Şehrin en soğuk gecesinde daha fazla dayanamayarak bu vakitte gelivermiştim dünyaya. Benim gelişim evimde sevinçleri, kardeşlerimin gözünde mutluluğu ki ahalinin aklında bu çocuk büyür de nasıl olur, neler olur diye düşünmenin payesini taşımamaktaydı. Zira benim gelişim yeni bir yük, yeni bir boğaz demekti. 

Annemin pencere önü mutsuzluğuna yeni bir ortak olmaktan ibarettim. 

Annem, dünyanın esrarengiz güzellikte olan köşelerine rağmen dünyayı var olmak zorunda bırakıldığı dört duvardan ibaret sanarak yaşadı. Dünyanın bir ucundan diğer ucuna neyin olduğunu bilemeden yaşadı bu hayatın sınırları içinde hem de hiç merak etmeden. Böyle böyle tüketip giderken yaşamını akşamına iki tas çorbayı yapıp önümüze koyup, karnımızı doyurma telaşından ibaret buldu hayatını. Başımızı okşamadı, yanağımıza bir buse kondurmadı lakin annemin sevgisini ben önümüze koymaya çalıştığı iki tas çorbadan ve bir çorba kaşığından anladım, hissettim ve aldım. 

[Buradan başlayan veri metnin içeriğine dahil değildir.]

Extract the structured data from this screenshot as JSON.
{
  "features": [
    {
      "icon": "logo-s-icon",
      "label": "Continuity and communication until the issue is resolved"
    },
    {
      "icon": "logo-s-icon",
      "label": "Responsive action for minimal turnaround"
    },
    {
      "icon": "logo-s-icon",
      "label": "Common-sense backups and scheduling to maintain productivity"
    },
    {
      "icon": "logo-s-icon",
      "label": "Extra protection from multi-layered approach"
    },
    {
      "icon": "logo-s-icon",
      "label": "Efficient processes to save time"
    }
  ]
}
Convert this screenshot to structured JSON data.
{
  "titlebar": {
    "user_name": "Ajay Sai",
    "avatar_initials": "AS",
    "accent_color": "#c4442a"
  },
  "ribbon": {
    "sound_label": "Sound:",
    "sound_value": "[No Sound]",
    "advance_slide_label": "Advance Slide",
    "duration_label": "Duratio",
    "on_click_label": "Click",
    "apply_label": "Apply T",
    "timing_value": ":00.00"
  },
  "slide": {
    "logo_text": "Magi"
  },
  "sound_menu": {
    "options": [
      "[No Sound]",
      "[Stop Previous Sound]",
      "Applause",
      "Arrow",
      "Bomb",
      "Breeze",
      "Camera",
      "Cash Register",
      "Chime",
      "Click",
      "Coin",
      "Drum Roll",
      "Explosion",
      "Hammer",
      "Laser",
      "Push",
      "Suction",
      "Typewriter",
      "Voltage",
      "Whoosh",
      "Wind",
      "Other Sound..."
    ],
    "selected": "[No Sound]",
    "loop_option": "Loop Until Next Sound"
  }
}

Babam, günümüzü güneş doğar doğmaz karanlığa çevirenden başkası değildi. Ne bana ne kardeşlerime içten bir gülümsemeyi, bakışı hediye etti. Zaten babam bize destek olmak yerine hep engel olmayı tercih etti. Zar zor bahara döndürdüğümüz yaşamı kara kışa mahkum etti. Kendi ellerimiz ile büyütmeye çalıştığımız çiçekler yeşerirken koca postallarıyla ezip geçti de yerine dikenler ekiverdi. Yani babam ne aklıyla ne gönlüyle bizimle olmadı ki bizim babamız hiçte olmadı. 

İşte böyle geçip giderken; günler, haftalar, aylar, yıllar ve baharlar, kışlar… Biri diğerinin kendini aratmadığı günlerde çıkageldi annemin kuması, ikinci gelin. İkinci gelin, iyi biriydi. Bir kötülüğünü ne bana, ne kardeşlerime, ne anneme gördüm. Evi çekip çevirdi, yemekleri o yaptı ki günün sonunda o da bu koca dünyanın kendisi içinde bu küçücük köy evinin dört duvarından ibaret olduğunu anlamış oldu. İkinci gelin gelmişti lakin bu geliş annemin pencere önü mutsuzluğuna birde gözyaşlarını ekleyivermişti. O geldiği gün annemin pencere önündeki ışığı da son bulmuş, yok olup gitmişti.  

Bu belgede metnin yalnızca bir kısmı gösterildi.